I've been writing C for 25 years... and while I technically know "the answer," it's effectively a closed door in my mind because I don't always know where my code will end up.
A sadistic part of me would prefer if it was interpreted as a bitwise and... not because that's good or reasonable or smart... but to punish the behavior. But then that backfires when people use it for underhanded code.
Yes, yes. The spec is filled with anachronisms that are no longer pertinent in today's machines. char + char gets promoted to int every time in today's compilers. Try it out here: https://godbolt.org/z/V5HEvV
There is what the standard says, and there is what people actually do. If everyone promotes char to int in practice, then any machine where this doesn't happen is going to have a tough time running the bulk of code out there.
In a standards committee, the standard is the standard, in practice common practice is the standard.
50-50 anachronisms vs flexibility to allow C to run on novel machines that we don't currently envision. Sure, it would be nice for developers on today's machines to reduce it to the conventional subset.
If by novel you also imply compatible, then sure. The moment you create a machine that's incompatible with the conventions adopted by the most popular compilers and architectures, you break a ton of software built upon those conventions, and sink your hardware in the market because it's a portability nightmare.
Specs don't matter beyond the conventions they inspire.
A machine where char is as large as int is unlikely in practice as it isn't very useful. C11 (at least) defines INT_MIN/MAX as covering at least the range of an int16_t type.
That said, the int promotion alone may be surprising / nonobvious to some people (it was to me, when I learned about it!).
Also, if char is signed, char + char may be UB and with known overflowing values the compiler may deduce it's a can't-happen situation, generating code accordingly. Or when encountered at runtime, it may hose your program state arbitrarily, etc.

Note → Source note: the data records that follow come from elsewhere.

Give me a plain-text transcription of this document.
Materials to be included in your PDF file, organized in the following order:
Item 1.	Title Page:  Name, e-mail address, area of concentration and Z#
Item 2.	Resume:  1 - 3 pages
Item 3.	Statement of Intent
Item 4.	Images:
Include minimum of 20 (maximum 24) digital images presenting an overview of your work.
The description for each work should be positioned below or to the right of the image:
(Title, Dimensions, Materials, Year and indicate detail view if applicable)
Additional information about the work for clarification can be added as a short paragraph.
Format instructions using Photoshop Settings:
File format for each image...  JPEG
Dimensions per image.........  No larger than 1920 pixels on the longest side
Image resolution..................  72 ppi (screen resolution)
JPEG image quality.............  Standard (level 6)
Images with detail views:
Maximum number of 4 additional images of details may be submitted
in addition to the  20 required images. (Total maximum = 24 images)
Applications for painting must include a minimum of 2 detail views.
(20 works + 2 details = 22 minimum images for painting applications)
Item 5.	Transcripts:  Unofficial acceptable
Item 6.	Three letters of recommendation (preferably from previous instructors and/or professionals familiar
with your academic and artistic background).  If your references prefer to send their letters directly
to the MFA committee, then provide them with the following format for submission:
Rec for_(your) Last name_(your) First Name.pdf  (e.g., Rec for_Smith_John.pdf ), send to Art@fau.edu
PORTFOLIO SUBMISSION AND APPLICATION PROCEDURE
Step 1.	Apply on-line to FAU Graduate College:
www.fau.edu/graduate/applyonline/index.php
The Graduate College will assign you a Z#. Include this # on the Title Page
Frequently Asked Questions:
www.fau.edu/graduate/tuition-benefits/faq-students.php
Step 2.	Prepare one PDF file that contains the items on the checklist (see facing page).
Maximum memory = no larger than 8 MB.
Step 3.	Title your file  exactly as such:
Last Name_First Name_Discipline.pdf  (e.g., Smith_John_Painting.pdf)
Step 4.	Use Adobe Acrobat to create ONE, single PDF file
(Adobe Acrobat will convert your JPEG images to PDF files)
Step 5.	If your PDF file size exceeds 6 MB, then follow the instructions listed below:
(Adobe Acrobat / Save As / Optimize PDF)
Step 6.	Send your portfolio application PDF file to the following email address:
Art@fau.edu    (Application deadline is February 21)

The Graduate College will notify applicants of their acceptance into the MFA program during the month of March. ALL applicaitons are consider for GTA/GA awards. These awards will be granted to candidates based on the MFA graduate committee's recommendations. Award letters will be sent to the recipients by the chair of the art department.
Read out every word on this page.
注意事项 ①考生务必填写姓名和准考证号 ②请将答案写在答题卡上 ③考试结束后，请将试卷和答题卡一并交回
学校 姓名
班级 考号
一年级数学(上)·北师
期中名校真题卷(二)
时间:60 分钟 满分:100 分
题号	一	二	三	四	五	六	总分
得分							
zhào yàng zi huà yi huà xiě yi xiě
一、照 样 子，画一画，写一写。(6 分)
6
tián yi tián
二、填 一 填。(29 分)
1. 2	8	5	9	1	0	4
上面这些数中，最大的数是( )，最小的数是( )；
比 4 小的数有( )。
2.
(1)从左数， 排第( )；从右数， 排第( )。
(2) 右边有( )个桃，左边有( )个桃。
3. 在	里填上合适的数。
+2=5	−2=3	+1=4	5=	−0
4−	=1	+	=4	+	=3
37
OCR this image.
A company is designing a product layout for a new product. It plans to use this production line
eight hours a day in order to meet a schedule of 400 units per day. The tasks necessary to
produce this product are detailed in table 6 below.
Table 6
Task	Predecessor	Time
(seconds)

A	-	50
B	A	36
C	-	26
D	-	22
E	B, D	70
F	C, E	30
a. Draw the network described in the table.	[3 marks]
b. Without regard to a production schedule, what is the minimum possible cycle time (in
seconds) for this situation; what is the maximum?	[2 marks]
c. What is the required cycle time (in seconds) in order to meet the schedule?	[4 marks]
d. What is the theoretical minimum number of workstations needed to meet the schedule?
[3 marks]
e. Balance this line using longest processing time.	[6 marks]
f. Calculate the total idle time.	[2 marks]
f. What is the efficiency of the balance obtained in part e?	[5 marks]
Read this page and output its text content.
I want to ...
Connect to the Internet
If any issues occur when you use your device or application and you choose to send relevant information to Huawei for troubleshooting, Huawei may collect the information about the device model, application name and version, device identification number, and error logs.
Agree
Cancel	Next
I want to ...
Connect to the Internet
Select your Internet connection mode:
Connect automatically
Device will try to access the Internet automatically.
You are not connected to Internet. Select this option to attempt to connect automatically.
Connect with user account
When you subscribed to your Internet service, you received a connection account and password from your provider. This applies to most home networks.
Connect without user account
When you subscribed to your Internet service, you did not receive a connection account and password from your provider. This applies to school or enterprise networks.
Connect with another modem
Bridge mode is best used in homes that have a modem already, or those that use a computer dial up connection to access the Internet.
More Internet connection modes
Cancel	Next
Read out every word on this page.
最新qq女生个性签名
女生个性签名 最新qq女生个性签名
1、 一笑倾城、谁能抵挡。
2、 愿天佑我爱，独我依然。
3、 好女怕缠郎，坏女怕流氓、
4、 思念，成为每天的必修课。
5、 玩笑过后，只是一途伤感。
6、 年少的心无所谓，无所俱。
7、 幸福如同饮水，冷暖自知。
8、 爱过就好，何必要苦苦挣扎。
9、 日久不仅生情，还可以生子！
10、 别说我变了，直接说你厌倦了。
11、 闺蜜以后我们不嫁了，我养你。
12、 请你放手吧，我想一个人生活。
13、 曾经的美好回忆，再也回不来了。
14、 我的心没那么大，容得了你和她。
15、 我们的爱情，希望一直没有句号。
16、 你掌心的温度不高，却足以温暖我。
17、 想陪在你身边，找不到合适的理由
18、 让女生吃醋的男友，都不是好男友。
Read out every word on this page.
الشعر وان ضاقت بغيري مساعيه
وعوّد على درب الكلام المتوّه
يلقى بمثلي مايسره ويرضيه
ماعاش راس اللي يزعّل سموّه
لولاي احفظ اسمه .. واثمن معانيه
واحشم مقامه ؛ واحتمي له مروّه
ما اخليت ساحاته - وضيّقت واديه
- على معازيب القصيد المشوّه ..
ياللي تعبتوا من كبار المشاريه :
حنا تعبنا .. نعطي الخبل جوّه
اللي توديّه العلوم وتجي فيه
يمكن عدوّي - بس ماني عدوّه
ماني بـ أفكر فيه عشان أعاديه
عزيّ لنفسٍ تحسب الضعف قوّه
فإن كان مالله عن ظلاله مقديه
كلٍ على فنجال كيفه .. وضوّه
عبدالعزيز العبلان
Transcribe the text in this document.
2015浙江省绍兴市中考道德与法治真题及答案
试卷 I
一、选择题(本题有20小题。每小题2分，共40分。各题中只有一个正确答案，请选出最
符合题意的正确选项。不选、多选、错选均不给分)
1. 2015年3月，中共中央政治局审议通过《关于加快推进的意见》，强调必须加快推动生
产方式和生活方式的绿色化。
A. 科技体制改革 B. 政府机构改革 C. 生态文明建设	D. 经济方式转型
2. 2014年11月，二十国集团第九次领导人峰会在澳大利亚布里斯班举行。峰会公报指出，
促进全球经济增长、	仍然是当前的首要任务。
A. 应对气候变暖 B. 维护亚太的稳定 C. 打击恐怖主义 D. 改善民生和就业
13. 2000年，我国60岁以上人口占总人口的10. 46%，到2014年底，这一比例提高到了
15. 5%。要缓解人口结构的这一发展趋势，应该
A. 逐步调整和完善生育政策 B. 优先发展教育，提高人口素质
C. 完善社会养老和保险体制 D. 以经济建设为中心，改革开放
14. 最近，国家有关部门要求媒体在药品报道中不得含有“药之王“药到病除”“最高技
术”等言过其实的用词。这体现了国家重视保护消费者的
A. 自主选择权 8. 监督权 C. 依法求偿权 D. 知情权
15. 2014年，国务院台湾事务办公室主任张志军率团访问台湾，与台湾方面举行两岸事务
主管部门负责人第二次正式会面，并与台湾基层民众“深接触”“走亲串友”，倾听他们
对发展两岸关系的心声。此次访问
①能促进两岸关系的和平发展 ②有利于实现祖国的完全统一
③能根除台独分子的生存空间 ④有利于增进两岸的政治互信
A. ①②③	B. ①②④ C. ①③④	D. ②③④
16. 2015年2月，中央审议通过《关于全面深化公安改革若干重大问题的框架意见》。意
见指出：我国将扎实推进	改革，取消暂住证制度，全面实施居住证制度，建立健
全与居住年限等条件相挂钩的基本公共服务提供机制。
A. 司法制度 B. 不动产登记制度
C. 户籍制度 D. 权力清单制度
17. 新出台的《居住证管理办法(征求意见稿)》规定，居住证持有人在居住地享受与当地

There are hardly any systems relevant today for which adding two char would result in an unsigned int. So basically just treat it as int and call it a day.
I know what the type of char + char is. I know that it's either int or unsigned int, depending on the ranges of values supported by types char and int. I know what it is for any given implementation. And I know that it's int, not unsigned int, for every implementation I've ever used or am likely to use.
Implementation-defined features are not some unsolvable mystery. They're just implementation-defined.